Patrick Clervoy est professeur de psychiatrie.
Sciences et Avenir : Vous affirmez que la guérison est un processus actif et soutenez l’hypothèse que le corps possède un système guérisseur. Qu’entendez-vous par là ?
Patrick Clervoy : La notion d’une force thérapeutique interne a été identifiée dès les débuts de la médecine. Hippocrate mettait la puissance curatrice de la nature au centre de la guérison, avec l’idée que nous portons en nous une force active qui fait renaître le corps chaque jour. Ambroise Paré, père de la chirurgie moderne, a pu dire : « Je le pansai, Dieu le guérit ». La métaphore de cette puissance de guérison est la plaie cutanée.
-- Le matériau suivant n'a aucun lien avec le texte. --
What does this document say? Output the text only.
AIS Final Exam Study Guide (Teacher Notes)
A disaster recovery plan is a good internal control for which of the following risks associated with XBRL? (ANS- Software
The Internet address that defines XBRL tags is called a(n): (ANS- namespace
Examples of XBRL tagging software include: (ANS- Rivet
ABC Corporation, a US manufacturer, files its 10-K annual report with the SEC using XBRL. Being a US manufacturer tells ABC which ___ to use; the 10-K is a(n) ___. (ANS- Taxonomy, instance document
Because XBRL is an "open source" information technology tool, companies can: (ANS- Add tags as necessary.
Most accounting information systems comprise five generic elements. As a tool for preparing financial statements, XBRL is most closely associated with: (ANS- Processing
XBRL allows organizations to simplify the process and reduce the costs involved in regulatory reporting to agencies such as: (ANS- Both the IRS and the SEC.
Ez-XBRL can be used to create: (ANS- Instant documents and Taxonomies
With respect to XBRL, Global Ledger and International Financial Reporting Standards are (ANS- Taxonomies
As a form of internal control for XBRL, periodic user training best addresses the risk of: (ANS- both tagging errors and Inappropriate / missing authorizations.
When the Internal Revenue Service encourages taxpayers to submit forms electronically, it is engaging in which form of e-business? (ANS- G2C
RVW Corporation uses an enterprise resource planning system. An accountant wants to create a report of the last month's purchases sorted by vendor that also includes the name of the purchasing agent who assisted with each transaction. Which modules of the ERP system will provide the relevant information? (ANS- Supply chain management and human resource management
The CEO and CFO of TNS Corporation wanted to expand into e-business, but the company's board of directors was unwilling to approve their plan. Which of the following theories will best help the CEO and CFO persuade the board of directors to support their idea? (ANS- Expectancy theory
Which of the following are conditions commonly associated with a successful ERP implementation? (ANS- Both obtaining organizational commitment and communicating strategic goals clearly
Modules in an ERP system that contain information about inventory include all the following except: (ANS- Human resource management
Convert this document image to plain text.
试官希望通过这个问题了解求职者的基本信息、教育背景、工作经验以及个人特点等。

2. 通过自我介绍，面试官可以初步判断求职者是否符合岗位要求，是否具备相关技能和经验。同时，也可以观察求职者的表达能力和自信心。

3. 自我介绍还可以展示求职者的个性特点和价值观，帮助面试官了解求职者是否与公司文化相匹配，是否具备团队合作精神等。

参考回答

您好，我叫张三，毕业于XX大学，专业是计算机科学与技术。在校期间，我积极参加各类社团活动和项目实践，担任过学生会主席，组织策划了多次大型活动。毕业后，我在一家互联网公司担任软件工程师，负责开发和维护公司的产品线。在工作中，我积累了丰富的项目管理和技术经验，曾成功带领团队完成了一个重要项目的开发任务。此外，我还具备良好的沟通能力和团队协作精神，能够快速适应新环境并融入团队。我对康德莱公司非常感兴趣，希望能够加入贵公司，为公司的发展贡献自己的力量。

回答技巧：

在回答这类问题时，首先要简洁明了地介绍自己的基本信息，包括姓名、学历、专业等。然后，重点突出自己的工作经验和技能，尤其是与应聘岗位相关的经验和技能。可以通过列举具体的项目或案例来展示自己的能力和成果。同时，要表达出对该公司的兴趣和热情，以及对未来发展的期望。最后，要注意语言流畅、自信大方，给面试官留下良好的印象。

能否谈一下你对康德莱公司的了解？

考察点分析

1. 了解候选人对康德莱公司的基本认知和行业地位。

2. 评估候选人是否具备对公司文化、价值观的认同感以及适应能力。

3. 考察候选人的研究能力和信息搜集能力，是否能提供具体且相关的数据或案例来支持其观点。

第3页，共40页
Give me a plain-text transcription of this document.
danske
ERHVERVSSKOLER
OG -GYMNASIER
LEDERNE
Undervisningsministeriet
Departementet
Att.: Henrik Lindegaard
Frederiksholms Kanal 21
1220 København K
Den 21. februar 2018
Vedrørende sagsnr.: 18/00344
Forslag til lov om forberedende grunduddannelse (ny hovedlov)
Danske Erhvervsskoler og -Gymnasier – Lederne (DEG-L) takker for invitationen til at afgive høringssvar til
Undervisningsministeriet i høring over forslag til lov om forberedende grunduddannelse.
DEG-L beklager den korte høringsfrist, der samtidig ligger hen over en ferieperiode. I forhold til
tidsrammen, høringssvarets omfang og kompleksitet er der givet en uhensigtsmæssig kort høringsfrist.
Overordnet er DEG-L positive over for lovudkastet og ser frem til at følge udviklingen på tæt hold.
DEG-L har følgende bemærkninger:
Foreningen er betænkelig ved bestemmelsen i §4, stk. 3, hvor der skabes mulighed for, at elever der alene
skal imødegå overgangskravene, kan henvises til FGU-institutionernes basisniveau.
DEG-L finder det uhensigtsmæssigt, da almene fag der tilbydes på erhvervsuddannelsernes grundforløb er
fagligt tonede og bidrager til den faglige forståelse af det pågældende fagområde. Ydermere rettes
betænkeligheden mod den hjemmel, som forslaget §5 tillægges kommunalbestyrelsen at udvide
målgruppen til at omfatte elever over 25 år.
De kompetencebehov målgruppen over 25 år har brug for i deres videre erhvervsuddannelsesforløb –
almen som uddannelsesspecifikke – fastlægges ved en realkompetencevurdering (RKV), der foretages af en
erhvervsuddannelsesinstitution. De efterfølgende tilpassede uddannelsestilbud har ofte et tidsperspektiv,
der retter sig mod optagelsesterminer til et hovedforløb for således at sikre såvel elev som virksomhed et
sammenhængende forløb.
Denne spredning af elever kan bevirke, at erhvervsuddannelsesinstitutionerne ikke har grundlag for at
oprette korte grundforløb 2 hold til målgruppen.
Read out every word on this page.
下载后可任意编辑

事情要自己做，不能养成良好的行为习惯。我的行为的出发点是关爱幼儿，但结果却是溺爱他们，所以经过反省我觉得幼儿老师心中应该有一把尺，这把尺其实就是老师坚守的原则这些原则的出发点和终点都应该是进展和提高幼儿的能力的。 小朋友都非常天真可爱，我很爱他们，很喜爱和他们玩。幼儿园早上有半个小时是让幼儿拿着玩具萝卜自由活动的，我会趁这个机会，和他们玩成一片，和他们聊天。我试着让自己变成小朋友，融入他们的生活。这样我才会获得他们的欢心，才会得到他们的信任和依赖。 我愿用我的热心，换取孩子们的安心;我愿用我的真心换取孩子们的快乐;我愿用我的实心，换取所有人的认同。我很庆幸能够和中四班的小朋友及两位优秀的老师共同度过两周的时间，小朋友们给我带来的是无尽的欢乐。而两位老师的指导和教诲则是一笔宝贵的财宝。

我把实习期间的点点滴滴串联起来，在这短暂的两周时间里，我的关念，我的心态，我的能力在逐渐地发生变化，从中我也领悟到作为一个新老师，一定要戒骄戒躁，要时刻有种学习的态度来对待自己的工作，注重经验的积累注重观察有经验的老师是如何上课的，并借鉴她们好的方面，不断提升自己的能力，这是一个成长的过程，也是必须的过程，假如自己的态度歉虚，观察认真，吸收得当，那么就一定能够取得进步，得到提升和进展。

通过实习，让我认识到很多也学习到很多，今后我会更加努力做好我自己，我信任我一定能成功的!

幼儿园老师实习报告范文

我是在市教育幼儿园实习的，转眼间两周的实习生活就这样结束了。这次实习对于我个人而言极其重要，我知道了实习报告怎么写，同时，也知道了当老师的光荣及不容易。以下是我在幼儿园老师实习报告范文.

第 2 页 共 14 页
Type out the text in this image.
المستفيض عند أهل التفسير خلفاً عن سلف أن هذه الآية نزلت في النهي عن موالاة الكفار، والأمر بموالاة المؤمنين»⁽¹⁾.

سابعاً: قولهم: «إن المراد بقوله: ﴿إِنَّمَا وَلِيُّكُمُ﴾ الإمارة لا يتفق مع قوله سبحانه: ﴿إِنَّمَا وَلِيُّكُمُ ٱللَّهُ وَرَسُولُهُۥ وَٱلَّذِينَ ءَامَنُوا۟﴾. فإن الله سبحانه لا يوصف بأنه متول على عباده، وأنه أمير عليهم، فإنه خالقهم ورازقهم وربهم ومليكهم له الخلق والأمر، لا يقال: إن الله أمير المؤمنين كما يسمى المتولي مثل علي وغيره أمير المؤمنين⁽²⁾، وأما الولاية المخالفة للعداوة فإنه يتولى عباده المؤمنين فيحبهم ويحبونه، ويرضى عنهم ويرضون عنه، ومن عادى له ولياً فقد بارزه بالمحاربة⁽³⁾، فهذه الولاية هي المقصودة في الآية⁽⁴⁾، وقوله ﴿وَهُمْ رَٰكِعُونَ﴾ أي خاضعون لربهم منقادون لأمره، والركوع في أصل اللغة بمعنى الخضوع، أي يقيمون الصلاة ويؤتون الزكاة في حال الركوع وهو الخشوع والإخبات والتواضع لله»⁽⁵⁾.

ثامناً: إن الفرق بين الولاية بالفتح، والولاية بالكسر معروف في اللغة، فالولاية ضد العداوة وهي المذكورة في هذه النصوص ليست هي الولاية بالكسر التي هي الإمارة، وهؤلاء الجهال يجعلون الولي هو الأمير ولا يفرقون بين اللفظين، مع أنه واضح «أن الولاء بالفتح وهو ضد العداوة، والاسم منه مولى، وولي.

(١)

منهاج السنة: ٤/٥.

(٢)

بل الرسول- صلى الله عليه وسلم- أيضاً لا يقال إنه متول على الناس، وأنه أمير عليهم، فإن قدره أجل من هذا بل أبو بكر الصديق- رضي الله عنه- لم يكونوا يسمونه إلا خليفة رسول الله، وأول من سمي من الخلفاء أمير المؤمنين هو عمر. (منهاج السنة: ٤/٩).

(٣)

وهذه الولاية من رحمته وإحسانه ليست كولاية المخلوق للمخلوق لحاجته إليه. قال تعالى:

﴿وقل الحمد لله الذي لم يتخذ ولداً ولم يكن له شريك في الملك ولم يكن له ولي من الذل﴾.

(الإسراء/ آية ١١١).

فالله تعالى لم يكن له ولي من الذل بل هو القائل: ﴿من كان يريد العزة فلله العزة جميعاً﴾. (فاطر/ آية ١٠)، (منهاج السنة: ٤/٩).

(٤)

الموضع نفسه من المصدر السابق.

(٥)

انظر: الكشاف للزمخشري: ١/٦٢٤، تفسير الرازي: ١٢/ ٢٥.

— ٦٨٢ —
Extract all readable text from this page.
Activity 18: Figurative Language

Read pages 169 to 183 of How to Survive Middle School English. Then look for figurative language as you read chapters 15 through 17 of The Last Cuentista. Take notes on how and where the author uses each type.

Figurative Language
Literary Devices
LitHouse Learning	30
Le chirurgien se contente de recoudre, et dans l’organisme se produisent toute une série d’opérations qui stoppent l’hémorragie et reconstruisent les tissus. L’énergie guérisseuse, c’est celle que vous observez quand vous rapprochez les deux bords de la plaie : en quelques jours, celle-ci se referme. Parce que nous sommes vivants, nous sommes animés de systèmes d’une grande complexité qui font que toutes nos ressources, psychosomatiques, conscientes et inconscientes, convergent pour nous garder en vie. Le système guérisseur est l’ensemble des forces qui nous maintiennent en bonne santé. Et elles sont puissantes.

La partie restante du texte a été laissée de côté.